In My Classroom #14 – Building a Wetland Filter Lab
Welcome to the KABT blog segment, “In My Classroom”. This is a segment that will post about every two weeks from a different member. In 250 words or less, share one thing that you are currently doing in your classroom. That’s it.
The idea is that we all do cool stuff in our rooms and to some people there have been cool things so long that it feels like they are old news. However, there are new teachers that may be hearing things for the first time and veterans that benefit from reminders. So let’s share things, new and old alike. When you’re tagged you have two weeks to post the next entry. Your established staple of a lab or idea might be just what someone needs. So be brief, be timely and share it out! Here we go:
Hello! It’s been a while since we’ve had a post like this. Thought I’d share something I’ve done recently in my class!
Right now I’m smack-dab in the middle of my biodiversity unit in my Environmental Science course. I like to save this unit for the spring so we can take advantage of the beautiful weather. We’ve been learning about methods for sampling biodiversity (quadrats), but today we focused on the question: Why should I care? I use this lab to model ecosystem services, such as water purification, to show students what conserving biodiversity can do for us. It involves using common classroom items to build a wetland filter to clean “polluted” water. If you’re not overly familiar with how wetlands function as natural filters, you can read more about it here.

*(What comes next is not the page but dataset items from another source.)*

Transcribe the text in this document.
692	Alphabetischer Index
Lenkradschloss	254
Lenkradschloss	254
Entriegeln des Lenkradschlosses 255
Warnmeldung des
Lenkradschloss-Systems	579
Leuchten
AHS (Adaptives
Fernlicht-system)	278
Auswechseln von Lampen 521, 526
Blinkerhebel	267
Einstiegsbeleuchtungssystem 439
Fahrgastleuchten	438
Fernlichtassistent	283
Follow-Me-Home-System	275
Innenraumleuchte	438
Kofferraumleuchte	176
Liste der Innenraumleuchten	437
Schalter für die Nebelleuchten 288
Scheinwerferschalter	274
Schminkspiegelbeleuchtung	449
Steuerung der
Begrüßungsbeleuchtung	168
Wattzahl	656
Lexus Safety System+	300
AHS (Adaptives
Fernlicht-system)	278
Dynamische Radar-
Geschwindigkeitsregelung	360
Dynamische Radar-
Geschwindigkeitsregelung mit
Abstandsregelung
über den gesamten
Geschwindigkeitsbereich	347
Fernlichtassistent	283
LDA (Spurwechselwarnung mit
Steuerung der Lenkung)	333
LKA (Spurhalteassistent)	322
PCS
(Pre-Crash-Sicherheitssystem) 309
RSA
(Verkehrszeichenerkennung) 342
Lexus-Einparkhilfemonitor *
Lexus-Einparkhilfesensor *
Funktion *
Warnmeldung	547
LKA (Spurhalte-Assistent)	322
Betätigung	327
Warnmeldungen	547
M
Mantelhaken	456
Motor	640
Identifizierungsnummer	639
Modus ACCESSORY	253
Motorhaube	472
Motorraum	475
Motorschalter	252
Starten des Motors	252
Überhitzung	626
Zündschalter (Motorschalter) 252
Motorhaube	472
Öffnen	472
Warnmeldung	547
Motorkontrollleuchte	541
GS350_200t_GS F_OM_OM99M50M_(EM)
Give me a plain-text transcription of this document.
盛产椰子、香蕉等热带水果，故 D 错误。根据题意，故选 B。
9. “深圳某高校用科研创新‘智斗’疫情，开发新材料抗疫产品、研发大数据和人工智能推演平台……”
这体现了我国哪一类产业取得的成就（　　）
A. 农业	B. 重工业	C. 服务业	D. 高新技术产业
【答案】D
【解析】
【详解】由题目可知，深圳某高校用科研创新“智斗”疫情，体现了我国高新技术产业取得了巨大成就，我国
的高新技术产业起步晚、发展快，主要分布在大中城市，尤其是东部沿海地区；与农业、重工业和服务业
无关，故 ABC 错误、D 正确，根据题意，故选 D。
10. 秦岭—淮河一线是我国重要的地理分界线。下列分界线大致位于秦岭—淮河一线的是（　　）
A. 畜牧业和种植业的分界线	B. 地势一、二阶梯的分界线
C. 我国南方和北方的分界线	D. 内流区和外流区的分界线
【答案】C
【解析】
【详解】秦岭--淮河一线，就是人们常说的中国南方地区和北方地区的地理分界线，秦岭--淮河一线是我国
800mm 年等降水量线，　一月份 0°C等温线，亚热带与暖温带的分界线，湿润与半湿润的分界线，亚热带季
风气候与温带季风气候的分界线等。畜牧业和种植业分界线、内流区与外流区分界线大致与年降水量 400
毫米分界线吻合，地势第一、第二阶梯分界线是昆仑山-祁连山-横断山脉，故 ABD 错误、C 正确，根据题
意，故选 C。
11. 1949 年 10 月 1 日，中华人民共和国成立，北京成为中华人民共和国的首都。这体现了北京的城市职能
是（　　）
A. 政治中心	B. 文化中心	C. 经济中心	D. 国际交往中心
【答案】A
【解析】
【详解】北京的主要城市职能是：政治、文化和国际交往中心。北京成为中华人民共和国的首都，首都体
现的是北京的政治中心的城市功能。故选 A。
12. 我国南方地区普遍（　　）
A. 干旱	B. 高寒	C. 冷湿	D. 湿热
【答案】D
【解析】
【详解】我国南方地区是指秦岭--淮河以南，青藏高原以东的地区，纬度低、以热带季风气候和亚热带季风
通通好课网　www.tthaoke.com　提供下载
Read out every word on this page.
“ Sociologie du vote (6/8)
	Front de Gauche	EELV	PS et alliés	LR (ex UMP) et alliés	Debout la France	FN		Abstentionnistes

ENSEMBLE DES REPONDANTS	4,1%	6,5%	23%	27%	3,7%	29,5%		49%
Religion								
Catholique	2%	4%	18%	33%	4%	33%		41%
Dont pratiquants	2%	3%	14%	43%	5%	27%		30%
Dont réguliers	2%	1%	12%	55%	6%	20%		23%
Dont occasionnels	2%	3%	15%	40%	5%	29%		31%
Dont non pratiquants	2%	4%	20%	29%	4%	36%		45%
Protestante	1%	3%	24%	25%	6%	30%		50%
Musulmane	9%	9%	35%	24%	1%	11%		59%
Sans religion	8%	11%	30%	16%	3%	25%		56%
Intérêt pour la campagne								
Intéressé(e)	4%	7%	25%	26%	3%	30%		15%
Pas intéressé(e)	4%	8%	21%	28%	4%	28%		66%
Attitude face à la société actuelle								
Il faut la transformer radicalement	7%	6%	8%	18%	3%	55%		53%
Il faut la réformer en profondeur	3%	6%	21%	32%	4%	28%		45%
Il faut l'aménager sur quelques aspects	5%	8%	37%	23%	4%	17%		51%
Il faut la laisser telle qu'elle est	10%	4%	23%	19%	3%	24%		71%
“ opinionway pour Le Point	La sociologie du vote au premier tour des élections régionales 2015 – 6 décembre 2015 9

The filters are just 2-liter bottles with the bottoms cut off. I use a small piece of cheesecloth to cover the top to help keep the filter components inside. I supply the students with materials that function similarly to natural wetland components – cotton batting to act as roots, a variety of gravel sizes, soil, and sand. You could also add materials, such as clay, charcoal, or sphagnum moss. I have my students think about what each material might represent in real life and instruct them to build a filter that they think might resemble a typical wetland. The “polluted” water that the filter needs to clean is just a mixture of whatever I have laying around. Today it was soil, sand, diatomaceous earth, and canola oil. It looked gross when all mixed together and was made of materials that don’t dissolve in water, making them relatively easy to filter out.
To save some time, we just compared the murkiness of the water after running the polluted water through their filters. You could get a little more involved and do some turbidity tests, if you really wanted.
Peggy Porter – I’m lucky enough to see the cool things you do. You should share with the group!
Thanks for sharing! This is a neat idea.